Although dust could fill up the Gulf in the next 20-40 years, according to scientists, at the moment it feeds the food chain. [image via treehugger]
Whether from nearby construction zones puffing up plumes of dust and contaminating homes, or a sweeping sand storm, dust permeates every crevice of Middle Eastern life. But recent research suggests that dust swept into the Persian Gulf provides crucial nutrients that are then converted to organic carbon – necessary to fuel the marine ecosystem.
In regions blessed with rain and rivers, water feeds the ocean iron, phosphorous, and nitrogen, which in turn feeds cyanobacteria.
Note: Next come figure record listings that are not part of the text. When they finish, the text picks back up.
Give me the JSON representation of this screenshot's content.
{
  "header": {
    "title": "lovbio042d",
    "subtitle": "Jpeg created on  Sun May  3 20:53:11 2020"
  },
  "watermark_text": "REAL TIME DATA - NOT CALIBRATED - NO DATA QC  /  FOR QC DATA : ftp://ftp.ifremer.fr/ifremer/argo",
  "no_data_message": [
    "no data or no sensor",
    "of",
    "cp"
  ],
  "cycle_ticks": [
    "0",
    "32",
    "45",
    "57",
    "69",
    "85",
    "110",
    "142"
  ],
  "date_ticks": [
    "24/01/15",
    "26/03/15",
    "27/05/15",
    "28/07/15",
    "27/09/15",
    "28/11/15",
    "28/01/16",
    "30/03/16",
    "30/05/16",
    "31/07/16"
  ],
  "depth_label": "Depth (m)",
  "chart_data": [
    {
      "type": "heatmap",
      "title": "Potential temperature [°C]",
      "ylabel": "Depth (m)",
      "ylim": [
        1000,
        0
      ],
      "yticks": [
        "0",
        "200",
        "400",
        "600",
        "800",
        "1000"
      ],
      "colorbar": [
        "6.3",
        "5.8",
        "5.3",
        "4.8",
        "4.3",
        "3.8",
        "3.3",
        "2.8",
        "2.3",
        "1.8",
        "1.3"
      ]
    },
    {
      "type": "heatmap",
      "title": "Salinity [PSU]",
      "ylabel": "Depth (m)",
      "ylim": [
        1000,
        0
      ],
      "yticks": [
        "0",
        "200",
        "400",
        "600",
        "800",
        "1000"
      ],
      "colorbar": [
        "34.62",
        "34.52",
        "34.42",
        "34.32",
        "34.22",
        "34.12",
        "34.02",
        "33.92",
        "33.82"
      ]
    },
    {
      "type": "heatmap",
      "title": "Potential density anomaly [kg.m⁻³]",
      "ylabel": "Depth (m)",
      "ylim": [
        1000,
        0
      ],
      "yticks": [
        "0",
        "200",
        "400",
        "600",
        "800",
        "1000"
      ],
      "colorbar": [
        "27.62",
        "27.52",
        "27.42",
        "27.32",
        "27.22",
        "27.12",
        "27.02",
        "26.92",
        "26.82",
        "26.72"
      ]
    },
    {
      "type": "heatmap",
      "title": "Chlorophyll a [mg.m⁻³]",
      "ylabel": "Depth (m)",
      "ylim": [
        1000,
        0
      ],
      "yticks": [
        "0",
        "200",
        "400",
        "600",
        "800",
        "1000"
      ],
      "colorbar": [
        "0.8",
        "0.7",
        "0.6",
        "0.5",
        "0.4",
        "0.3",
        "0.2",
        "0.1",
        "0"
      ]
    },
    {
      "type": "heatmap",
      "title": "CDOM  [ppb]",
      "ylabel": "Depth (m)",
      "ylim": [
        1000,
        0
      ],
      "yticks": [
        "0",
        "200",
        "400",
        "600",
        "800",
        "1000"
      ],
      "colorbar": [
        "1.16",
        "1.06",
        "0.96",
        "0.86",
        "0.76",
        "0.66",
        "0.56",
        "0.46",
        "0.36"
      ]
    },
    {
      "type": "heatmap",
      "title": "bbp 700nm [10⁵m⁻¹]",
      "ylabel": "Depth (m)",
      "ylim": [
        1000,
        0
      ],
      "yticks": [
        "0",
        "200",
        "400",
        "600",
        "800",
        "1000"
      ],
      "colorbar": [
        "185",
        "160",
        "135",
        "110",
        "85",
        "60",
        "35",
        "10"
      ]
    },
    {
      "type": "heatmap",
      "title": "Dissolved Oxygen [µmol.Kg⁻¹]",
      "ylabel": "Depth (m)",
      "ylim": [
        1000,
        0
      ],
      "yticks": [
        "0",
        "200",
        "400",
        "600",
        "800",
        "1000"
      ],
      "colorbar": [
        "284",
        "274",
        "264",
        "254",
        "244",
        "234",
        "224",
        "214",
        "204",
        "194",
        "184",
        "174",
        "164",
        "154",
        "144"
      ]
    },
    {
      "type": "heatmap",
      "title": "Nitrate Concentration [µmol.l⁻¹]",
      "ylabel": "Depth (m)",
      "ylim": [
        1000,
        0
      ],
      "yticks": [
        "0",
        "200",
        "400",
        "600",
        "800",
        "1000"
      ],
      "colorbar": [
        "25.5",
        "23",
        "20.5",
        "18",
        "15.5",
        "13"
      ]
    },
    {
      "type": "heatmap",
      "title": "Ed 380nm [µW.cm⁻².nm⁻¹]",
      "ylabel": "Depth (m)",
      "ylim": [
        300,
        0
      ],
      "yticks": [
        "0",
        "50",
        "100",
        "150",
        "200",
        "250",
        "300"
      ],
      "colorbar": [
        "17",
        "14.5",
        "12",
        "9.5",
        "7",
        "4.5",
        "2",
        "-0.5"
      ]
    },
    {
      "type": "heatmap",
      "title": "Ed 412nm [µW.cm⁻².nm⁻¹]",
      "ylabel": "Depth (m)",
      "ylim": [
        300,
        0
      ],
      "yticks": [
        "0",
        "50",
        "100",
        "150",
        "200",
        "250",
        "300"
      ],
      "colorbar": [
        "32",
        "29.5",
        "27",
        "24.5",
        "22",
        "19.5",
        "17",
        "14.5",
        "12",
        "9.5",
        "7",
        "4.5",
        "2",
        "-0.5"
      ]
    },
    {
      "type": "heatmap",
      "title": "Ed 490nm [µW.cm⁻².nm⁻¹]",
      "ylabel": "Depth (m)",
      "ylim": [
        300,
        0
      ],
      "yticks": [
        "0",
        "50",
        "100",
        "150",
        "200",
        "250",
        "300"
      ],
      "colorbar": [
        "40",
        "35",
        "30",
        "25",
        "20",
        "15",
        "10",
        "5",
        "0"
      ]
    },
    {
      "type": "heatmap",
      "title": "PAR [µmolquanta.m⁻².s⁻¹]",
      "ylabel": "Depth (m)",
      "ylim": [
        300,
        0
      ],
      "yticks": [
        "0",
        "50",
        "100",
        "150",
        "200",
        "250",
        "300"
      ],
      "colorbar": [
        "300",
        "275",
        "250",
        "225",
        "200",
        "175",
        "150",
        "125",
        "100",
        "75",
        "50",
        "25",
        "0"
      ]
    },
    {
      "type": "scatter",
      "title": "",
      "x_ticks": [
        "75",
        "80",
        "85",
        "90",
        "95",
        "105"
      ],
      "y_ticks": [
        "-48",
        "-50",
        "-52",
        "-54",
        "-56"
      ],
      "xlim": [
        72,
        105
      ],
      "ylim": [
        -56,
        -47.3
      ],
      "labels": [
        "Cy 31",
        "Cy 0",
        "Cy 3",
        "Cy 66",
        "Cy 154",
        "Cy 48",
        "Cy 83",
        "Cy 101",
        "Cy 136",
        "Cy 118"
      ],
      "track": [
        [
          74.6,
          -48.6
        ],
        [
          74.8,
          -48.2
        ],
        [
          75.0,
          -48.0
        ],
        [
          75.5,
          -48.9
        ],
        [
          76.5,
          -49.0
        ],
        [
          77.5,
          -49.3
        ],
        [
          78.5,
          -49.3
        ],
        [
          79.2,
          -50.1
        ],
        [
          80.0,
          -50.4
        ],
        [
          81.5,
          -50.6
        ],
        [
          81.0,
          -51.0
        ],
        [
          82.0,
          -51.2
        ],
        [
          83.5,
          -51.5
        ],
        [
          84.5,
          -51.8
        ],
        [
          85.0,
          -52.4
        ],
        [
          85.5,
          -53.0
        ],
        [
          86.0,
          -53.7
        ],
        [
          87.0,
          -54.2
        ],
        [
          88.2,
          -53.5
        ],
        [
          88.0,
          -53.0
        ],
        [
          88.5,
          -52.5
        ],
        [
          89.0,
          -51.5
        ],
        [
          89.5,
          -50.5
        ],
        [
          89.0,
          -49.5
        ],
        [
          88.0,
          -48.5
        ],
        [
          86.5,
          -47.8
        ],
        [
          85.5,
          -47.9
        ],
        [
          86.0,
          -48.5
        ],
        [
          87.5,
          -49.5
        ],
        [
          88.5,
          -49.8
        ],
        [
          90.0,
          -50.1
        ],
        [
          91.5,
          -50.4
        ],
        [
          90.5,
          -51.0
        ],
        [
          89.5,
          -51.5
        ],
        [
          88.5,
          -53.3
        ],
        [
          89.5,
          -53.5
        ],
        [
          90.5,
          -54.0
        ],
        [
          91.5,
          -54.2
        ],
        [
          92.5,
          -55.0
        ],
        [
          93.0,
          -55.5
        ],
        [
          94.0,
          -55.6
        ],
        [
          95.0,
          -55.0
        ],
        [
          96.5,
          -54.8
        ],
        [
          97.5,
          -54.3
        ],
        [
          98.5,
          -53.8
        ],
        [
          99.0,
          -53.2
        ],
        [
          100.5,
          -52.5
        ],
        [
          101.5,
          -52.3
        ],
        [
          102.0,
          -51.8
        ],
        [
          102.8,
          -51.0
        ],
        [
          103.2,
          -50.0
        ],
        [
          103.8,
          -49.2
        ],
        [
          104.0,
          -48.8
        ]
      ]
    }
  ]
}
But in Abu Dhabi, where water is scarce, wind transports approximately 5.5 million tonnes of dust to the Persian Gulf each year.
“It means that after 20 to 40 years, the Gulf will be filled up,” Dr Hamza, a senior biologist with UAE University, told the National.
This dust is driven from The Empty Quarter, the Hajar Mountains, as well as the coastal sabkhas, carrying nutrients that “under certain conditions, will dissolve out of the dust particle and into the sea water. More dissolves into the water the deeper the particles are submerged,” writes journalist Vesela Todorova.
Although this is good, and necessary to stimulate algae growth, in 2008 too much dust caused a large algae bloom that not only disrupted the local fishing industry, but local desalination plants as well. Instead of waiting at the bottom of the ocean for nutrients to sink, an influx of nutrients brought by the most excessive dust storms in 10 years seduced huge swaths of algae blooms to the surface causing a “red tide.”
Dr Anbiah Rajan, an associate scientist for marine ecology at the Environment Agency – Abu Dhabi, said he was unable to comment on Dr Hamza’s findings until they were published in a scientific peer-reviewed paper. But he confirmed that his own research suggested a link between dust storms and blooms of Cyanobacteria, also known as blue-green algae.
If confirmed, these findings will finally explain the long-standing puzzle of how the Persian Gulf receives the nutrients necessary to support its food chain.